Rectal stromal tumors represent one in 2–3000 malignant rectal neoplasms (10,11). They are more common in males especially between the fifth and the seventh decades of life. At least 50% of these tumors are histologically malignant (12), and they often demonstrate unpredictable biologic behavior. Pain, bleeding, and alteration in bowel habit are the common presenting symptoms (13). Some authorities believe that all anorectal stromal cell neoplasms are potentially malignant. However, Haque et al. (14) in their review of 19 adult cases, found three patients without evidence of recurrence of neoplasm at least 5 years after resection. In general the prognosis is dependent on the tumor grade as reflected by the mitotic index (15). Tumors larger than 5 cm and with greater than five mitoses per high power field carry a poor prognosis and high mortality rate (12).

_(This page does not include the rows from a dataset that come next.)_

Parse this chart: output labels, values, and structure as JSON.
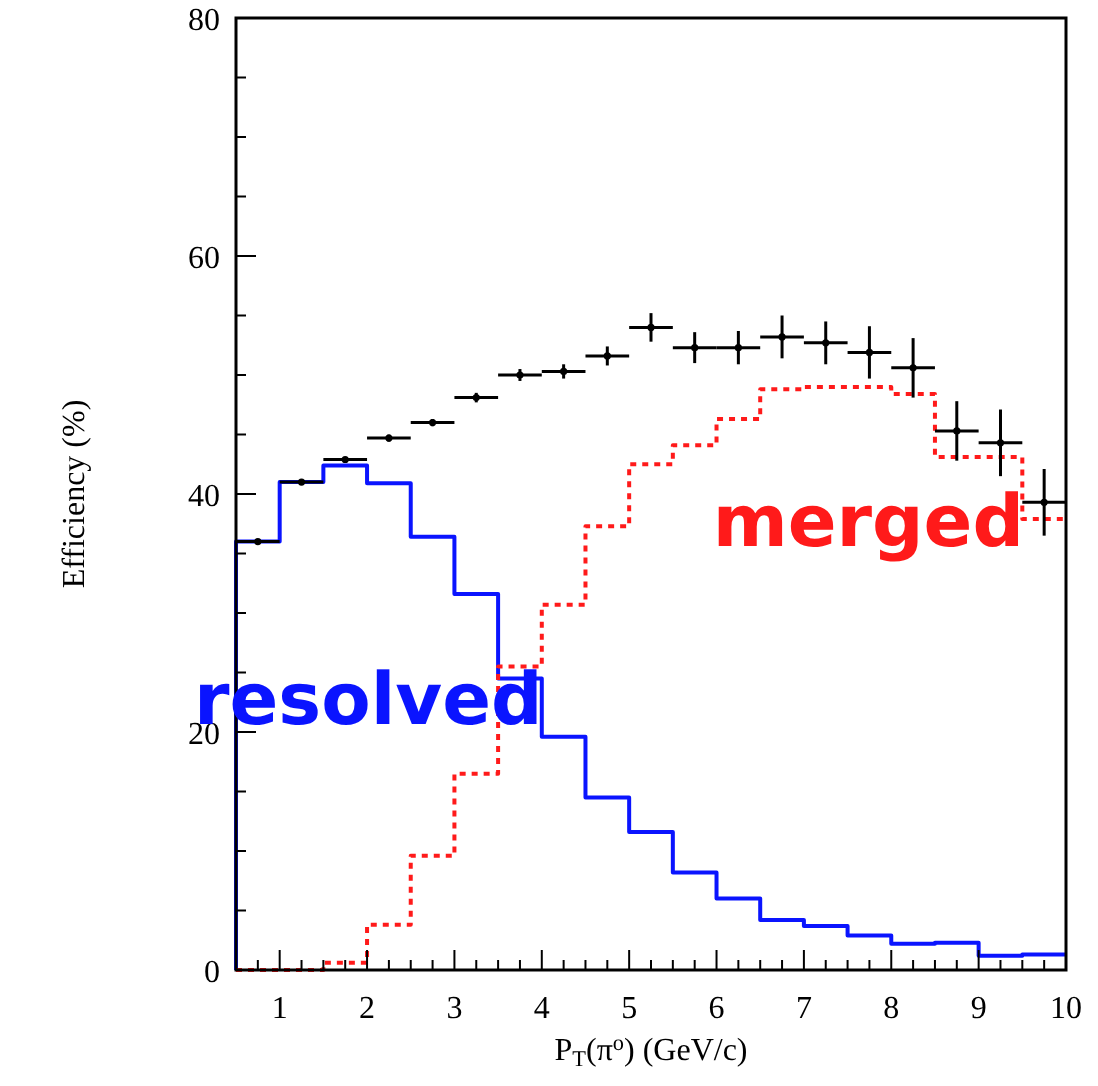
{
  "chart_data": {
    "type": "histogram",
    "xlabel": "P$_{T}$(π$^{o}$) (GeV/c)",
    "ylabel": "Efficiency (%)",
    "bins": [
      0.5,
      1,
      1.5,
      2,
      2.5,
      3,
      3.5,
      4,
      4.5,
      5,
      5.5,
      6,
      6.5,
      7,
      7.5,
      8,
      8.5,
      9,
      9.5,
      10
    ],
    "xlim": [
      0.5,
      10
    ],
    "ylim": [
      0,
      80
    ],
    "xticks": [
      {
        "value": 0.5,
        "label": null
      },
      {
        "value": 0.75,
        "label": null
      },
      1,
      {
        "value": 1.25,
        "label": null
      },
      {
        "value": 1.5,
        "label": null
      },
      {
        "value": 1.75,
        "label": null
      },
      2,
      {
        "value": 2.25,
        "label": null
      },
      {
        "value": 2.5,
        "label": null
      },
      {
        "value": 2.75,
        "label": null
      },
      3,
      {
        "value": 3.25,
        "label": null
      },
      {
        "value": 3.5,
        "label": null
      },
      {
        "value": 3.75,
        "label": null
      },
      4,
      {
        "value": 4.25,
        "label": null
      },
      {
        "value": 4.5,
        "label": null
      },
      {
        "value": 4.75,
        "label": null
      },
      5,
      {
        "value": 5.25,
        "label": null
      },
      {
        "value": 5.5,
        "label": null
      },
      {
        "value": 5.75,
        "label": null
      },
      6,
      {
        "value": 6.25,
        "label": null
      },
      {
        "value": 6.5,
        "label": null
      },
      {
        "value": 6.75,
        "label": null
      },
      7,
      {
        "value": 7.25,
        "label": null
      },
      {
        "value": 7.5,
        "label": null
      },
      {
        "value": 7.75,
        "label": null
      },
      8,
      {
        "value": 8.25,
        "label": null
      },
      {
        "value": 8.5,
        "label": null
      },
      {
        "value": 8.75,
        "label": null
      },
      9,
      {
        "value": 9.25,
        "label": null
      },
      {
        "value": 9.5,
        "label": null
      },
      {
        "value": 9.75,
        "label": null
      },
      10
    ],
    "yticks": [
      0,
      {
        "value": 5,
        "label": null
      },
      {
        "value": 10,
        "label": null
      },
      {
        "value": 15,
        "label": null
      },
      20,
      {
        "value": 25,
        "label": null
      },
      {
        "value": 30,
        "label": null
      },
      {
        "value": 35,
        "label": null
      },
      40,
      {
        "value": 45,
        "label": null
      },
      {
        "value": 50,
        "label": null
      },
      {
        "value": 55,
        "label": null
      },
      60,
      {
        "value": 65,
        "label": null
      },
      {
        "value": 70,
        "label": null
      },
      {
        "value": 75,
        "label": null
      },
      80
    ],
    "grid": false,
    "legend": false,
    "series": [
      {
        "name": "resolved",
        "color": "#0a14ff",
        "line_style": "solid",
        "values": [
          36.0,
          41.0,
          42.4,
          40.9,
          36.4,
          31.6,
          24.5,
          19.6,
          14.5,
          11.6,
          8.2,
          6.0,
          4.2,
          3.7,
          2.9,
          2.2,
          2.3,
          1.2,
          1.3
        ]
      },
      {
        "name": "merged",
        "color": "#ff1a1a",
        "line_style": "dotted",
        "values": [
          0,
          0,
          0.6,
          3.8,
          9.6,
          16.5,
          25.5,
          30.7,
          37.3,
          42.5,
          44.1,
          46.3,
          48.8,
          49.0,
          49.0,
          48.4,
          43.1,
          43.1,
          37.9
        ]
      },
      {
        "type": "scatter",
        "color": "#000000",
        "marker": "circle",
        "x": [
          0.75,
          1.25,
          1.75,
          2.25,
          2.75,
          3.25,
          3.75,
          4.25,
          4.75,
          5.25,
          5.75,
          6.25,
          6.75,
          7.25,
          7.75,
          8.25,
          8.75,
          9.25,
          9.75
        ],
        "values": [
          36.0,
          41.0,
          42.9,
          44.7,
          46.0,
          48.1,
          50.0,
          50.3,
          51.6,
          54.0,
          52.3,
          52.3,
          53.2,
          52.7,
          51.9,
          50.6,
          45.3,
          44.3,
          39.3
        ],
        "errors": [
          0.1,
          0.1,
          0.2,
          0.3,
          0.3,
          0.4,
          0.5,
          0.6,
          0.8,
          1.2,
          1.3,
          1.4,
          1.8,
          1.8,
          2.2,
          2.5,
          2.5,
          2.8,
          2.8
        ],
        "xerrors": [
          0.25,
          0.25,
          0.25,
          0.25,
          0.25,
          0.25,
          0.25,
          0.25,
          0.25,
          0.25,
          0.25,
          0.25,
          0.25,
          0.25,
          0.25,
          0.25,
          0.25,
          0.25,
          0.25
        ]
      }
    ]
  }
}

Our patient was three years of age at the time of diagnosis. To our knowledge, cases of rectal stromal-cell tumors have not been previously reported in this age group. Therefore, biologic behavior of this tumor can not be fully predicted. However, the fact that there was no striking mitotic activity is suggestive of a more benign course. She has been followed for 24 months with no evidence of recurrence or metastasis.
The presenting symptoms of encopresis and rectal bleeding are commonly encountered in children. However, in this particular case, a simple digital examination of the rectum was key in identifying the tumor and directing the future approach and management.
The authors thank Drs Wong, Mirkin and Laya for their input and assistance with the photographs.